If we knew what was on the white stone to start with, what it meant to be fully yourself, it would all be easy.  Since we don’t know what it is until we have it, we can only proceed by constant exploration.  It’s always likely to be a long search.  Many give up or never start.  If it’s true, as some hypothesise, that we have only discovered and used around 25 percent of our potential talents by the time we die, we may never get there.  Perhaps it is better to think of the white stone as a conjecture:  if it’s hard to find  know the truth, then the sooner we start experimenting with ourselves the better.  I like the idea of a self in search of meaning, a self which can lift itself to previously unknown heights, a self which exercises self-discipline, postpones gratification, and sets aside aggression to discover the meaningful peaks of life.

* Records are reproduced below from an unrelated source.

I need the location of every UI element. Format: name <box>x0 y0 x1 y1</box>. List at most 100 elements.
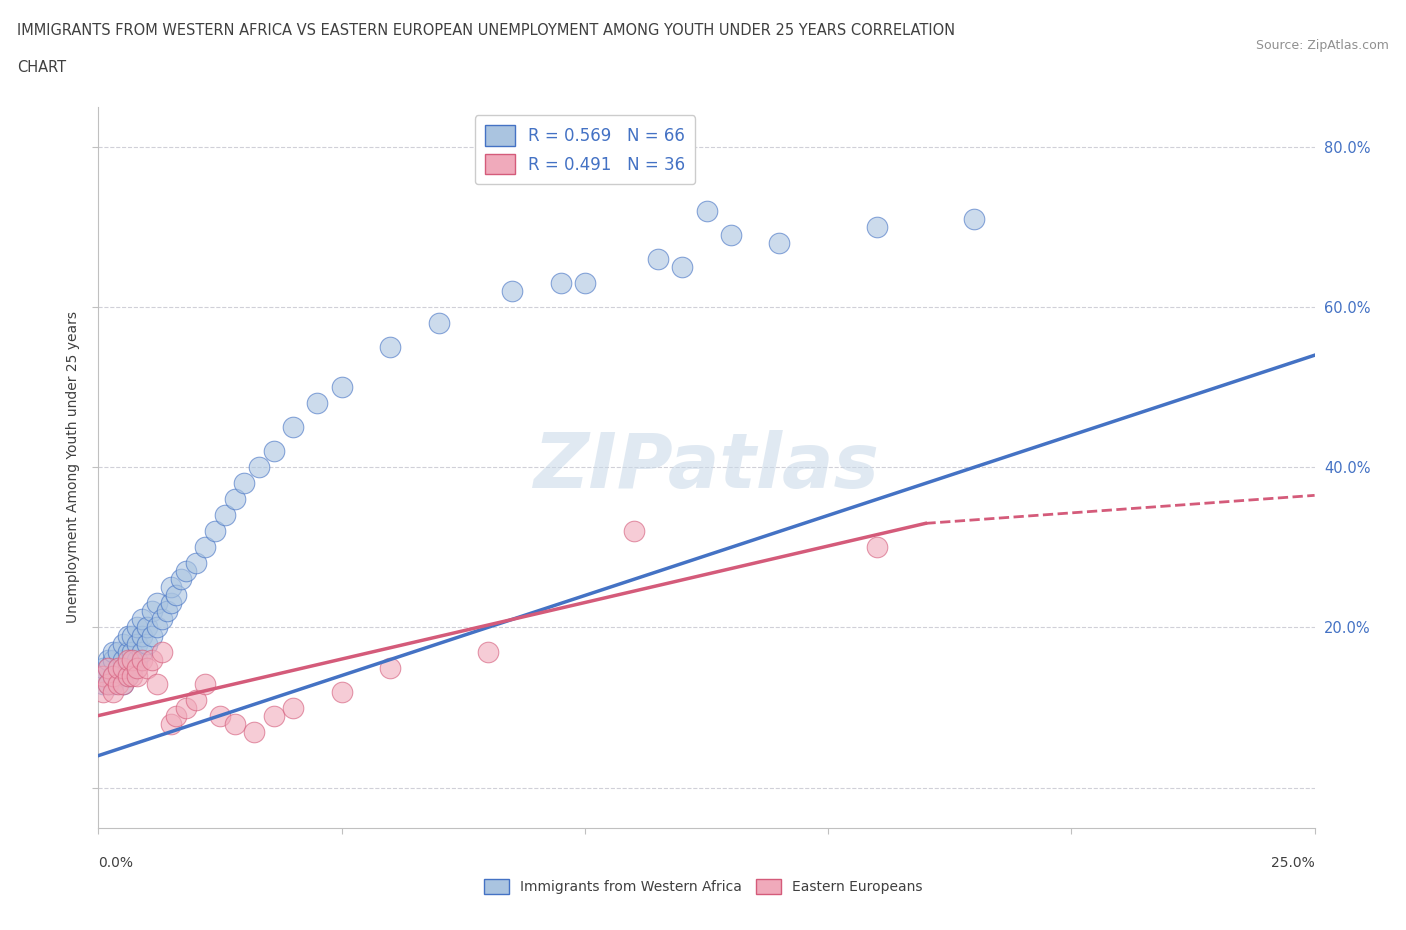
Point <box>550 275 572 290</box>
Point <box>101 668 124 683</box>
Point <box>101 676 124 691</box>
Point <box>263 444 285 458</box>
Point <box>141 604 163 619</box>
Point <box>204 524 226 538</box>
Point <box>107 660 129 675</box>
Point <box>380 339 402 354</box>
Y-axis label: Unemployment Among Youth under 25 years: Unemployment Among Youth under 25 years <box>66 312 80 623</box>
Point <box>146 620 169 635</box>
Point <box>647 252 669 267</box>
Point <box>963 212 986 227</box>
Point <box>165 588 187 603</box>
Point <box>720 228 742 243</box>
Point <box>121 652 143 667</box>
Point <box>136 660 159 675</box>
Point <box>184 692 207 707</box>
Point <box>91 684 114 699</box>
Point <box>111 676 134 691</box>
Point <box>101 684 124 699</box>
Point <box>155 604 177 619</box>
Point <box>477 644 499 659</box>
Point <box>160 716 183 731</box>
Point <box>117 652 139 667</box>
Point <box>623 524 645 538</box>
Point <box>136 620 159 635</box>
Point <box>91 676 114 691</box>
Point <box>184 556 207 571</box>
Point <box>141 652 163 667</box>
Point <box>696 204 718 219</box>
Point <box>233 476 256 491</box>
Point <box>160 580 183 595</box>
Point <box>97 660 120 675</box>
Point <box>146 596 169 611</box>
Text: 25.0%: 25.0% <box>1271 856 1315 870</box>
Point <box>330 684 353 699</box>
Point <box>146 676 169 691</box>
Text: CHART: CHART <box>17 60 66 75</box>
Point <box>224 492 246 507</box>
Point <box>107 676 129 691</box>
Point <box>866 219 889 234</box>
Point <box>768 235 790 250</box>
Point <box>121 668 143 683</box>
Point <box>97 676 120 691</box>
Point <box>501 284 523 299</box>
Point <box>117 668 139 683</box>
Point <box>281 419 304 434</box>
Point <box>127 636 149 651</box>
Point <box>97 676 120 691</box>
Point <box>107 644 129 659</box>
Point <box>209 708 232 723</box>
Point <box>127 652 149 667</box>
Point <box>247 460 270 474</box>
Point <box>121 660 143 675</box>
Point <box>117 668 139 683</box>
Point <box>91 660 114 675</box>
Point <box>194 676 217 691</box>
Point <box>121 644 143 659</box>
Point <box>380 660 402 675</box>
Point <box>574 275 596 290</box>
Text: ZIPatlas: ZIPatlas <box>533 431 880 504</box>
Point <box>127 668 149 683</box>
Point <box>330 379 353 394</box>
Point <box>165 708 187 723</box>
Point <box>107 668 129 683</box>
Point <box>281 700 304 715</box>
Point <box>97 660 120 675</box>
Text: Source: ZipAtlas.com: Source: ZipAtlas.com <box>1256 39 1389 52</box>
Point <box>307 396 329 411</box>
Point <box>111 660 134 675</box>
Point <box>131 644 153 659</box>
Point <box>150 644 173 659</box>
Legend: Immigrants from Western Africa, Eastern Europeans: Immigrants from Western Africa, Eastern … <box>478 874 928 900</box>
Point <box>427 316 450 331</box>
Point <box>127 660 149 675</box>
Legend: R = 0.569   N = 66, R = 0.491   N = 36: R = 0.569 N = 66, R = 0.491 N = 36 <box>475 115 695 184</box>
Point <box>131 628 153 643</box>
Point <box>117 644 139 659</box>
Point <box>91 668 114 683</box>
Point <box>97 652 120 667</box>
Point <box>131 612 153 627</box>
Point <box>866 540 889 555</box>
Point <box>91 668 114 683</box>
Point <box>101 652 124 667</box>
Point <box>174 700 197 715</box>
Point <box>111 636 134 651</box>
Point <box>160 596 183 611</box>
Point <box>214 508 236 523</box>
Point <box>141 628 163 643</box>
Point <box>107 660 129 675</box>
Point <box>671 259 693 274</box>
Point <box>111 676 134 691</box>
Point <box>174 564 197 578</box>
Point <box>111 652 134 667</box>
Point <box>121 628 143 643</box>
Point <box>117 660 139 675</box>
Point <box>224 716 246 731</box>
Point <box>131 652 153 667</box>
Point <box>101 644 124 659</box>
Point <box>117 628 139 643</box>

‘Know Yourself,’ the ancient Greek admonition, should, logically, be the first step on the way to the white stone.  It is likely to be a never-ending quest because we are growing and changing all the time.  However, Handy is not suggesting the road to the white stone is an invitation to endless navel-gazing, but rather he’s offering a warning “not to wear clothes that don’t fit you.  Stop pretending, in other words, or you waste your life”.  He quotes many wise commentators., including Arthur Miller, the playwright: “I see it [life] as an endless, truly endless struggle. There’s no time when we’re going to arrive at a plateau where the whole thing gets sorted. It’s a struggle in the way every plant has to find its own way to stand up straight. A lot of the time it’s a failure. And yet it’s not a failure if some enlightenment comes out of it.”  As Handy adds, in our presently confusing world, the search for meaning is even more important in helping us “recognise our place and role in the world”.

The Empty Raincoat invites you to take part in discovery, recognising there are things we don’t know and can’t see, while challenging us to keep seeking purpose in our lives in a dialogue between what is the case and what could be possible.  It stretches us to rethink, put Balzac’s raw power to one side, and ask what an empty raincoat might protect and cherish.